L’année 2026 qui se profile laisse présager une lumière peu dicible dans les ténèbres opaques qu’aucun vent n’arrive plus à dissiper: des montages du ministre des hydrocarbures et celui des finances entrepris entre avril – octobre 2025 et illustrés par les activités évoquées dans les comptes rendus du conseil des ministres et autres ressemblent à de la chirurgie plastique. Une fois la peau tendue, elle fait flop peu de temps après!
L’opération lancée par Christian Yoka accueillie favorablement par des aveugles, ressemble à cette peau rétamée qui masque les ridules pendant les premiers moments, mais qui au fond, détériore le visage de plus belle et, maintient les mains, le cou et le corps dans un état lamentablement fripé.
Il sied de rappeler que les 670 millions de dollars ont été obtenus au taux de 9,875% au lieu de 6,25% (en moyenne). Le différentiel de 3,625 augmenté de l’inflation (3,6%) porte le taux réel à 13,475% et ne profite pas au citoyen lambda mais plutôt aux arrangeurs et au volant régnant ! C’est impossible de tenir encore 4 mois à ce rythme. Il faut une vaste opération d’in-substance defeasance, et les sous-jacents pour le faire sont présents mais non mobilisés en raison de l’atonie de la gouvernance Collinet 2. Il y a péril en la demeure et l’urgence est rouge écarlate.
En choisissant de positionner le gaz au sein de la SNPC, le Congo s’est privé d’un levier financier important pour gérer sa dette colossale. Une compagnie nationale de gestion du gaz autonome aurait été plus appropriée car elle pourrait lever des fonds directement par émission d’obligations. Cela est impossible dans le cas présent avec une Snpc ressemblant à une jare percée de tout bords.

La frénésie contractuelle comme technique d’encerclement juridique des ressources pétrolières et gazières
Depuis avril 2025, le ministère des Hydrocarbures, dirigé par Bruno Jean Richard Itoua(BJRI) a présenté pour adoption au pas de charge ( Conseils des ministres du 18 avril, 13 mai, 2 juillet, 16 juillet, etc.) 18 textes relatifs aux permis pétroliers et contrats gaziers. La cadence et l’empilement des textes obéissent à une logique non conjoncturelle mais structurelle : verrouiller contractuellement les principaux gisements du pays sur 20 ans, par le biais de contrats de partage de production (CPP) et d’avenants soigneusement calibrés. Le triptyque systématique est relativement limpide pour peu qu’on se donne la peine de s’y pencher :
1. Anticipation de la fin des concessions (Likouala, Ikalou) avec renonciation volontaire.

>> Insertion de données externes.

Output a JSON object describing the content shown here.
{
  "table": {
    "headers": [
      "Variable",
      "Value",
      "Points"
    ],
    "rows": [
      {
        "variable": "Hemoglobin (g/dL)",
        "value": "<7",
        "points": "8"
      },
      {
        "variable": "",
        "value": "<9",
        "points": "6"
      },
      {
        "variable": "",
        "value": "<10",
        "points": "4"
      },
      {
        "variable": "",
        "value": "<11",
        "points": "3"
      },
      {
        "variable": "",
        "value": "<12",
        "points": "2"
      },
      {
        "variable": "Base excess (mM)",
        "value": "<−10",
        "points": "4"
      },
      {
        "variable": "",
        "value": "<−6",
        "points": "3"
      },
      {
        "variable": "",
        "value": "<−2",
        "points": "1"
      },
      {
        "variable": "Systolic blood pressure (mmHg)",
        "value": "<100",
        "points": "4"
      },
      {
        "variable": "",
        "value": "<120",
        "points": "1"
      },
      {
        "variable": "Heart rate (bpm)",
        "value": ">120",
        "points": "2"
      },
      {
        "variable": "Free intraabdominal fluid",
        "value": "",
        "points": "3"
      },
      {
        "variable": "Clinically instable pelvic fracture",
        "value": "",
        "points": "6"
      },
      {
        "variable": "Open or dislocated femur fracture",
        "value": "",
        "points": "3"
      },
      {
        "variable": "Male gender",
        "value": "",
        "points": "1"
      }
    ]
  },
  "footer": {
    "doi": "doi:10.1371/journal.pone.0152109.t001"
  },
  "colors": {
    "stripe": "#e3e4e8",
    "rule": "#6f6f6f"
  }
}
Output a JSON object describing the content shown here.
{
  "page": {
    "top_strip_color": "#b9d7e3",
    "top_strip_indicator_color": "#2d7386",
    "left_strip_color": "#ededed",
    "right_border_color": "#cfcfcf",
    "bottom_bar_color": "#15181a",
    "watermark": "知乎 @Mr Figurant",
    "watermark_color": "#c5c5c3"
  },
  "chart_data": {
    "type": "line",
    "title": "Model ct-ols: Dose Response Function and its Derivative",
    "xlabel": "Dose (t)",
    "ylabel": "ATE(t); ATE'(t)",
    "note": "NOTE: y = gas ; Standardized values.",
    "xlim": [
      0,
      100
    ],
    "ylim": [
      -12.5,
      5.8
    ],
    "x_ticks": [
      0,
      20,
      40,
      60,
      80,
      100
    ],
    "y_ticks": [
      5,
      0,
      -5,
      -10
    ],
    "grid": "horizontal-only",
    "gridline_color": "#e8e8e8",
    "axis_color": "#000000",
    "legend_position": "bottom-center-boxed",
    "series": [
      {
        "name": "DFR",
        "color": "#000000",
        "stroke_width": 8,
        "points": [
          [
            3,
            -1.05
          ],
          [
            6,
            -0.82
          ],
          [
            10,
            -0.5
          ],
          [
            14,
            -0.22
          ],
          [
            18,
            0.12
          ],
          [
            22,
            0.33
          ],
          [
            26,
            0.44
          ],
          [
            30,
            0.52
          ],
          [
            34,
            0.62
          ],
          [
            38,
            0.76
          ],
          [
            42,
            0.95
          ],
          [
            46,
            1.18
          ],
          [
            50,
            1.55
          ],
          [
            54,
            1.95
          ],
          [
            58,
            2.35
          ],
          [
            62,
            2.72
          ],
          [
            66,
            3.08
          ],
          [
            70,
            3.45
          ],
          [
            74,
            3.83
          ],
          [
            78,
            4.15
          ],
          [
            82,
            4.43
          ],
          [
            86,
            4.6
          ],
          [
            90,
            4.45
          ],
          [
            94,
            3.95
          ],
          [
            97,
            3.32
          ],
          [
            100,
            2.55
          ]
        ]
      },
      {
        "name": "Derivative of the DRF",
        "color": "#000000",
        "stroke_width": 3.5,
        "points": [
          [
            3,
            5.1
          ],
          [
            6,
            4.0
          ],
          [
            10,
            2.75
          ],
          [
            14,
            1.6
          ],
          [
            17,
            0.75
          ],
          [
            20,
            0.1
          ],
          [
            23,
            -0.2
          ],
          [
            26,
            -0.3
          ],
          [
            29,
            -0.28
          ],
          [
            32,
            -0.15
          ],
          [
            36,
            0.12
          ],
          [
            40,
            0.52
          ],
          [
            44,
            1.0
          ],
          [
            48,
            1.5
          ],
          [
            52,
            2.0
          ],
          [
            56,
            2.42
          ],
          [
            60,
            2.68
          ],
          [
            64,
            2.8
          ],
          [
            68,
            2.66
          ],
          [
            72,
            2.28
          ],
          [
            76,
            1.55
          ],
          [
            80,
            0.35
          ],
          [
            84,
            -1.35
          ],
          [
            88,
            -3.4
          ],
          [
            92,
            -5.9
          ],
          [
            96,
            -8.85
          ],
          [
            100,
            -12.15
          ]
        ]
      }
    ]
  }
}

2. Signature précipitée de nouveaux CPP de type « II » pour sécuriser la prolongation d’exploitation.
3. Réduction de la SNPC à un rôle de figurant titulaire (15 %), sans aucun pouvoir opérateur.
Ce mécanisme s’est appliqué à des champs matures et rentables tels que Likouala II (101 millions de barils) et Ikalou II (26 millions de barils), mais aussi à des zones d’exploration à très fort potentiel comme Nzombo (92 milliards de barils en place) ou Ngoubili-Cayo. Chaque fois, le procédé de requalification du permis, validé par décret puis soumis au Parlement, transforme l’État en notaire législateur de sa propre dépossession.

Dans ce processus, le poids réel de l’État est marginalisé : les décisions techniques, les plans de redéveloppement, les estimations de coût (ex. 780 millions USD pour Likouala) sont dictés par les opérateurs, sans contre-expertise publique visible. Le Conseil des ministres est réduit à une chambre d’enregistrement pseudo-délibérative pour des buts maffieux. En effet, l’ire suscitée par l’arrivée de Steve Simplice Onanga en qualité de « Conseiller, Chef du département des hydrocarbures » marque un tournant dans la gestion d’un secteur clé pour l’économie congolaise. Onanga a succédé à Denis Auguste Marie Gokana. La rivalité ancienne entre BJRI et Gokana laisse place à une guerre quasi ouverte contre le quinqua Onanga. De même, la reconduction de Raoul Ominga à la tête de la Snpc malgré sa mauvaise gestion qu’il dissimule à travers la construction d’à peine trois lycées au lieu d’une vingtaine par rapport à l’argent engrangé, n’arrange pas ya Bruno.